Photo by Roman Synkevych 🇺🇦 on Unsplash

Talking about code out loud

Making meaningful connections with the right people

Rob B's photo
Rob B
·Nov 14, 2022·

4 min read

Week two started with an industry practice known as ‘standup’. In comparison to the anxiety I felt when I introduced myself to my cohort a couple of weeks ago, I felt at home speaking in front of fewer people in the breakout session. I would like to think that my experience as a podcast lead is the reason for that. Shameless plug incoming. I started a podcast last year to help me connect with developers all over the world. It’s called Codewords and it’s designed to help junior developers like you and me gain some industry insights. Ok, where was I? Ah yes, normal service has resumed. Back to the breakout session. I volunteered to go first and provided a summary of my progress. It’s split into three sections. The first part is all about the small victories and highlighting what worked well. The second and third sections relate to bugs we’ve encountered and what we did to overcome them.

So, what worked well and what did I enjoy? It has to be the repetition of using GitHub from the Command Line because it really highlighted to me a massive gap in my learning. I’ve used GitHub before but I would drag and drop files to update my project directories. That’s no longer the case. Now I know how to initialise Git in my given directory and how to amend things. The analogy of sending a parcel by snail mail lives rent free in my head. ‘Git add .’ places the items in the parcel that we want delivered, aka changes to our code. ‘Git commit -m “our succinct message” is the label we place on the box, aka letting other contributors know what we’ve done. Lastly, and I had to go back and look at the analogy on the slides, is ‘Git push’ which is what we do when we’re ready to post a parcel, aka submit all changes.

Another thing I really liked was talking out loud with other people about their code.
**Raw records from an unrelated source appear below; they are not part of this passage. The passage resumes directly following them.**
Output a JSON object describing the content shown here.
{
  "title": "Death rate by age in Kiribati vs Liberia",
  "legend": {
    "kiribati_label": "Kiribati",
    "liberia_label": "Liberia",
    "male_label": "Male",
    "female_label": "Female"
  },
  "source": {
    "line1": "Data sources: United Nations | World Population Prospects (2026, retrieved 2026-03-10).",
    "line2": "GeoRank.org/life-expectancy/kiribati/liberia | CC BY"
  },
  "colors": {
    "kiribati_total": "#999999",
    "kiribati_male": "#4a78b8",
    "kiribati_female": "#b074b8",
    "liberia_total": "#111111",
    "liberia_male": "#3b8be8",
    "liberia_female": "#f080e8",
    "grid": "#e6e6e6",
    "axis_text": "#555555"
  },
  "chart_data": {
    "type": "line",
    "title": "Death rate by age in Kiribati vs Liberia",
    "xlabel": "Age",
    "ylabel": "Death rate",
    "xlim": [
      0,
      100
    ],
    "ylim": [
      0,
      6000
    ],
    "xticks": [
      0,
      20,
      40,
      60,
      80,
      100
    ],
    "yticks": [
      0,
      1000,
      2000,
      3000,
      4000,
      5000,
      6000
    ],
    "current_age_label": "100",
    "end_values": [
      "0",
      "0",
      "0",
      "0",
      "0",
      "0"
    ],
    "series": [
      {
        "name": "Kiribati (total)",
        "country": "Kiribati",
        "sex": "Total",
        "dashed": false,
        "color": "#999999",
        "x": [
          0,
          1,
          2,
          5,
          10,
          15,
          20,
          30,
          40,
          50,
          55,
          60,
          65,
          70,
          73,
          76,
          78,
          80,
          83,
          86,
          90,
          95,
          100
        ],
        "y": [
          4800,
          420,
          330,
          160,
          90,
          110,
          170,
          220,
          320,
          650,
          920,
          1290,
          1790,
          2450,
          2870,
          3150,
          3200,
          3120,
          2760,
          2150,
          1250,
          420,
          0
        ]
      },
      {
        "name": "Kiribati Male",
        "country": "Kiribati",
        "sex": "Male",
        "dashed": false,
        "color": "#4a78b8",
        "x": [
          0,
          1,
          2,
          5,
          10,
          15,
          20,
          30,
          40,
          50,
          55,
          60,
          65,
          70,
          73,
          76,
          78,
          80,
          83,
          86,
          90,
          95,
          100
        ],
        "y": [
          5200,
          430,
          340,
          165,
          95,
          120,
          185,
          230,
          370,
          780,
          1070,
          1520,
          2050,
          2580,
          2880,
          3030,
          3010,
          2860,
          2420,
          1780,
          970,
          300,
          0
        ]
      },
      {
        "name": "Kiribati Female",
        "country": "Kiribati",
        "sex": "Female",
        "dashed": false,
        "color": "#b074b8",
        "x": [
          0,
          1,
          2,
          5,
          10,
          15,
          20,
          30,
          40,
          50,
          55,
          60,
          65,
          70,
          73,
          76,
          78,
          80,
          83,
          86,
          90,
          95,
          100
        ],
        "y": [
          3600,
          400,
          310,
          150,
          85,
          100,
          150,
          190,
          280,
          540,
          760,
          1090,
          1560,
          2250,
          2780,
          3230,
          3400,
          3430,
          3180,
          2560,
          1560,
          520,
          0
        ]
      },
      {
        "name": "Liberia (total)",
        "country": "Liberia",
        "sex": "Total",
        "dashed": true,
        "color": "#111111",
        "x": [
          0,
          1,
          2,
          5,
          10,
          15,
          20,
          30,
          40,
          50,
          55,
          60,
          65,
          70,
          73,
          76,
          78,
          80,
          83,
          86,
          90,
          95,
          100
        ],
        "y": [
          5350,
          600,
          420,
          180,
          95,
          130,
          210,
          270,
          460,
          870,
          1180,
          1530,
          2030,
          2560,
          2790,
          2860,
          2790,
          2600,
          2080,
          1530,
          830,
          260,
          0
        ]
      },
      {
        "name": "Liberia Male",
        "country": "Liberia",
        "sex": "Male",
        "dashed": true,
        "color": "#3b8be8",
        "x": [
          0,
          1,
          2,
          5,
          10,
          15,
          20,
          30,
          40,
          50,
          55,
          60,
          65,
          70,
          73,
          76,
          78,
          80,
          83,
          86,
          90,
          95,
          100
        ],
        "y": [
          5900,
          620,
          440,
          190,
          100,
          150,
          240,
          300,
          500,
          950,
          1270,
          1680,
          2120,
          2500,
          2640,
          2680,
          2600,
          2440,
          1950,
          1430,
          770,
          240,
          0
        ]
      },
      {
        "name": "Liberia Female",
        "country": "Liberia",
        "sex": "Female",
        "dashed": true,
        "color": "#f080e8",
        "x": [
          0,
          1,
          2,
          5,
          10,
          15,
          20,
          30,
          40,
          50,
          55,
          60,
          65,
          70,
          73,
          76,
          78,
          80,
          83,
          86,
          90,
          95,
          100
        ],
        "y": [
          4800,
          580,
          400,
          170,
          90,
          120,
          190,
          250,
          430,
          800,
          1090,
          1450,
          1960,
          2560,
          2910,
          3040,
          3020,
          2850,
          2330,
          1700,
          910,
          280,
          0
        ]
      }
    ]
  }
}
It felt really nice to be able to help people identify bugs in their code. For example, I was able to help people see unintentional blank spaces in their code and instances of bad syntax. I’ve had plenty of practice before now identifying syntax errors in my own code. Now it’s the first thing I check if I have bugs.

I don’t doubt that this will change but right now I don’t have much to report in the way of bugs and overcoming them. We’re still in the foundation stage of the bootcamp and thankfully I’ve not had too many issues to deal with. When I was setting up my working environment I had an issue installing Homebrew but that was resolved by manually downloading the CLI tools as I mentioned last week. At the weekend I bought a new Mac and I repeated the setup process without a single error. The same goes for the installation of VS Code. There was a minor fix needed for Live Server. I really like seeing my work update in real time. However, this didn’t happen off the bat on my new Mac and I didn’t understand why. I Googled it and paid a visit to Stack Overflow. I read articles telling me to amend the JSON file for the extension but that didn’t work. I was denied editing permissions which sent me down another rabbit hole of trying to find out how to do that. Then I had a light bulb moment. It came back to me. All I had to do was set Live Server to autosave and the problem was solved. My updates were appearing in real time again, just how I like it.

Switching topics now, one of the things I wanted to do when I signed up for the Command Shift bootcamp, was to immerse myself in learning and the opportunities that come with it. So far, I’d say I’m doing that. I’m coding everyday, I’ve signed up for the Manchester Codes virtual showcase hosted by the May 2022 cohort, and I took part in a LinkedIn webinar for people building their tech profiles. I didn’t have any hesitation about using my existing profile as a base for my pending career change, until I did. I’ve been open with my current employer about what I want to do and in fairness to them they have been very understanding. However, I realised that I had a choice and I didn’t have to share everything with them. I think it’s better for my career if my new profile is built in a way that highlights my personality and skills, while also making meaningful connections with the right people in the right industry.